Ian shook his head, swallowing.

“Bear,” he said, and, drawing a huge breath, seized her hand and pulled her into a run.

The second time they stopped for bearings, they heard nothing.

“Uncle Jamie!” Ian shouted, as soon as he had enough breath to do so. Nothing, and Brianna screamed, “Da!” as loud as she could—a pitifully small, futile sound in the immensity of the mountain. They waited, shouted, waited again—and after the final shout and silence, ran on again, Ian leading the way back toward the rose briers and the dead deer.

They came to a stumbling halt on the high ground above the hollow, chests heaving for air. Brianna seized Ian’s arm.

“There’s something down there!” The bushes were shaking. Not as they had during the deer’s death struggles, but definitely shaking, disturbed by the intermittent movements of something clearly bigger than Jamie Fraser. From here, she could clearly hear grunting, and the slobber of rending tendons, breaking bones … and chewing.

“Oh, Christ,” Ian said under his breath, but not far enough under, and terror sent a bolt of black dizziness through her chest. In spite of that, she gulped as much air as she could and screamed, “Daaaa!” once more.

“Och, now ye turn up,” said a deep, irascible Scottish voice from somewhere below their feet. “I hope ye’ve a turkey for the pot, lass, for we’ll no be having venison tonight.”

She flung herself flat on the ground, head hung over the edge of the cliff, dizzy with relief at seeing her father ten feet below, standing on the narrow ledge to which he’d led her earlier. His frown relaxed as he saw her above.

“All right, then, lass?” he asked.

“Yes,” she said, “but no turkeys. What on earth happened to you ?” He was disheveled and scratched, spots and rivulets of dried blood marking his arms and face, and a large rent in one sleeve. His right foot was bare, and his shin was heavily streaked with blood. He looked down from the ledge, and the glower returned.

“Dia gam chuideachadh,” he said, jerking his chin at the disturbance below. “I’d just got Ian’s deer skinned when yon fat hairy devil came out o’ the bushes and took it from me.”

“Cachd,” said Ian in brief disgust. He was squatting beside Brianna, surveying the rose briers. She took her attention off her father for a moment and caught a glimpse of something very large and black among the bushes, working at something in a concentrated manner; the bushes snapped and quivered as it ripped at the deer, and she caught sight of one stiff, quivering hoofed leg among the leaves.

The sight of the bear, quick as it was, caused a rush of adrenaline so visceral that it made her whole body tighten and her head feel light.

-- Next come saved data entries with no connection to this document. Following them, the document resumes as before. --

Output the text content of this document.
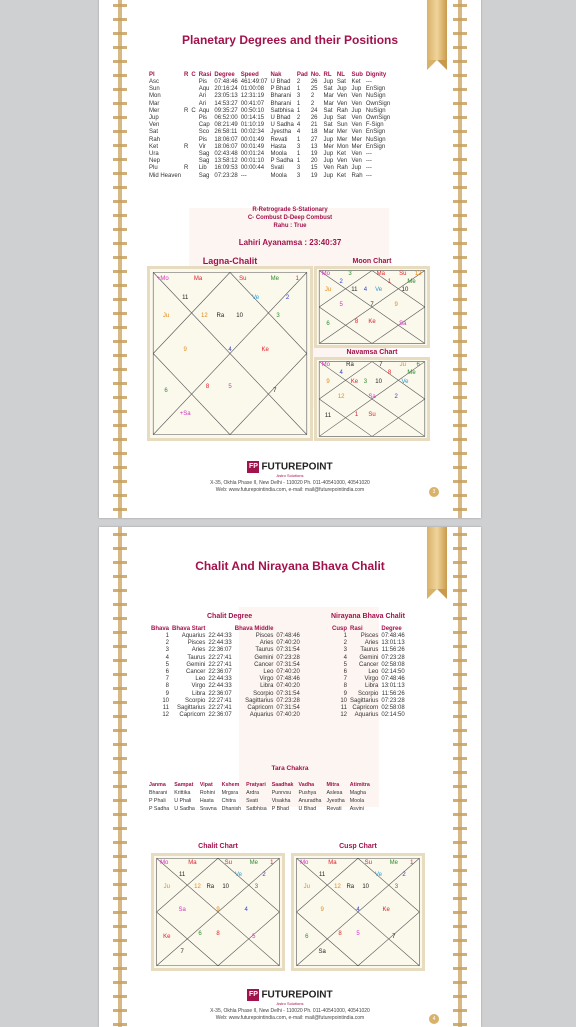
Planetary Degrees and their Positions
Pl	R	C	Rasi	Degree	Speed	Nak	Pad	No.	RL	NL	Sub	Dignity
Asc			Pis	07:48:46	461:49:07	U Bhad	2	26	Jup	Sat	Ket	---
Sun			Aqu	20:16:24	01:00:08	P Bhad	1	25	Sat	Jup	Jup	EnSign
Mon			Ari	23:05:13	12:31:19	Bharani	3	2	Mar	Ven	Ven	NuSign
Mar			Ari	14:53:27	00:41:07	Bharani	1	2	Mar	Ven	Ven	OwnSign
Mer	R	C	Aqu	09:35:27	00:50:10	Satbhisa	1	24	Sat	Rah	Jup	NuSign
Jup			Pis	06:52:00	00:14:15	U Bhad	2	26	Jup	Sat	Ven	OwnSign
Ven			Cap	08:21:49	01:10:19	U Sadha	4	21	Sat	Sun	Ven	F-Sign
Sat			Sco	26:58:11	00:02:34	Jyestha	4	18	Mar	Mer	Ven	EnSign
Rah			Pis	18:06:07	00:01:49	Revati	1	27	Jup	Mer	Mer	NuSign
Ket	R		Vir	18:06:07	00:01:49	Hasta	3	13	Mer	Mon	Mer	EnSign
Ura			Sag	02:43:48	00:01:24	Moola	1	19	Jup	Ket	Ven	---
Nep			Sag	13:58:12	00:01:10	P Sadha	1	20	Jup	Ven	Ven	---
Plu	R		Lib	16:09:53	00:00:44	Svati	3	15	Ven	Rah	Jup	---
Mid Heaven			Sag	07:23:28	---	Moola	3	19	Jup	Ket	Rah	---
R-Retrograde S-Stationary
C- Combust D-Deep Combust
Rahu : True
Lahiri Ayanamsa : 23:40:37
Lagna-Chalit
+Mo	Ma	Su	Me	1
11	Ve	2
Ju	12 Ra 10	3
9	4	Ke
6
8	5
7
+Sa
Moon Chart
Mo	3	Ma Su 12
2	1	Me
Ju	11 4 Ve	10
5	7	9
6	8 Ke	Sa
Navamsa Chart
Mo	Ra	7	Ju 6
4	8	Me
9	Ke 3 10	Ve
12	Sa	2
11	1 Su
FP FUTUREPOINT
Astro Solutions
X-35, Okhla Phase II, New Delhi - 110020 Ph. 011-40541000, 40541020
Web: www.futurepointindia.com, e-mail: mail@futurepointindia.com	3
Chalit And Nirayana Bhava Chalit
Chalit Degree	Nirayana Bhava Chalit
Bhava	Bhava Start		Bhava Middle	
1	Aquarius	22:44:33	Pisces	07:48:46
2	Pisces	22:44:33	Aries	07:40:20
3	Aries	22:36:07	Taurus	07:31:54
4	Taurus	22:27:41	Gemini	07:23:28
5	Gemini	22:27:41	Cancer	07:31:54
6	Cancer	22:36:07	Leo	07:40:20
7	Leo	22:44:33	Virgo	07:48:46
8	Virgo	22:44:33	Libra	07:40:20
9	Libra	22:36:07	Scorpio	07:31:54
10	Scorpio	22:27:41	Sagittarius	07:23:28
11	Sagittarius	22:27:41	Capricorn	07:31:54
12	Capricorn	22:36:07	Aquarius	07:40:20
Cusp	Rasi	Degree
1	Pisces	07:48:46
2	Aries	13:01:13
3	Taurus	11:56:26
4	Gemini	07:23:28
5	Cancer	02:58:08
6	Leo	02:14:50
7	Virgo	07:48:46
8	Libra	13:01:13
9	Scorpio	11:56:26
10	Sagittarius	07:23:28
11	Capricorn	02:58:08
12	Aquarius	02:14:50
Tara Chakra
Janma	Sampat	Vipat	Kshem	Pratyari	Saadhak	Vadha	Mitra	Atimitra
Bharani	Krittika	Rohini	Mrgsra	Ardra	Punrvsu	Pushya	Aslesa	Magha
P Phali	U Phali	Hasta	Chitra	Svati	Visakha	Anuradha	Jyestha	Moola
P Sadha	U Sadha	Sravna	Dhanish	Satbhisa	P Bhad	U Bhad	Revati	Asvini
Chalit Chart
Mo	Ma	Su	Me 1
11	Ve	2
Ju	12 Ra 10	3
Sa	9	4
Ke	6 8	5
7
Cusp Chart
Mo	Ma	Su	Me 1
11	Ve	2
Ju	12 Ra 10	3
9	4	Ke
6	8 5	7
Sa
FP FUTUREPOINT
Astro Solutions
X-35, Okhla Phase II, New Delhi - 110020 Ph. 011-40541000, 40541020
Web: www.futurepointindia.com, e-mail: mail@futurepointindia.com	4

She breathed as deep as she could, feeling sweat trickle down her back, her hands wet on the metal of the gun.

She came back to herself in time to hear Ian asking Jamie what had happened to his leg.

“I kicked it in the face,” Jamie replied briefly, with a glance of dislike toward the bushes. “It took offense and tried to take my foot off, but it only got my shoe.”

Ian quivered slightly beside her, but wisely didn’t laugh.

“Aye. D’ye want a hand up, Uncle?”

“I do not,” Jamie replied tersely. “I’m waiting for the mac na galladh to leave. It’s got my rifle.”

“Ah,” Ian said, properly appreciating the importance of this. Her father’s rifle was a very fine one, a long rifle from Pennsylvania, he’d told her. Plainly he was prepared to wait as long as it took—and was probably a lot more stubborn than the bear, she thought, with a small interior gurgle.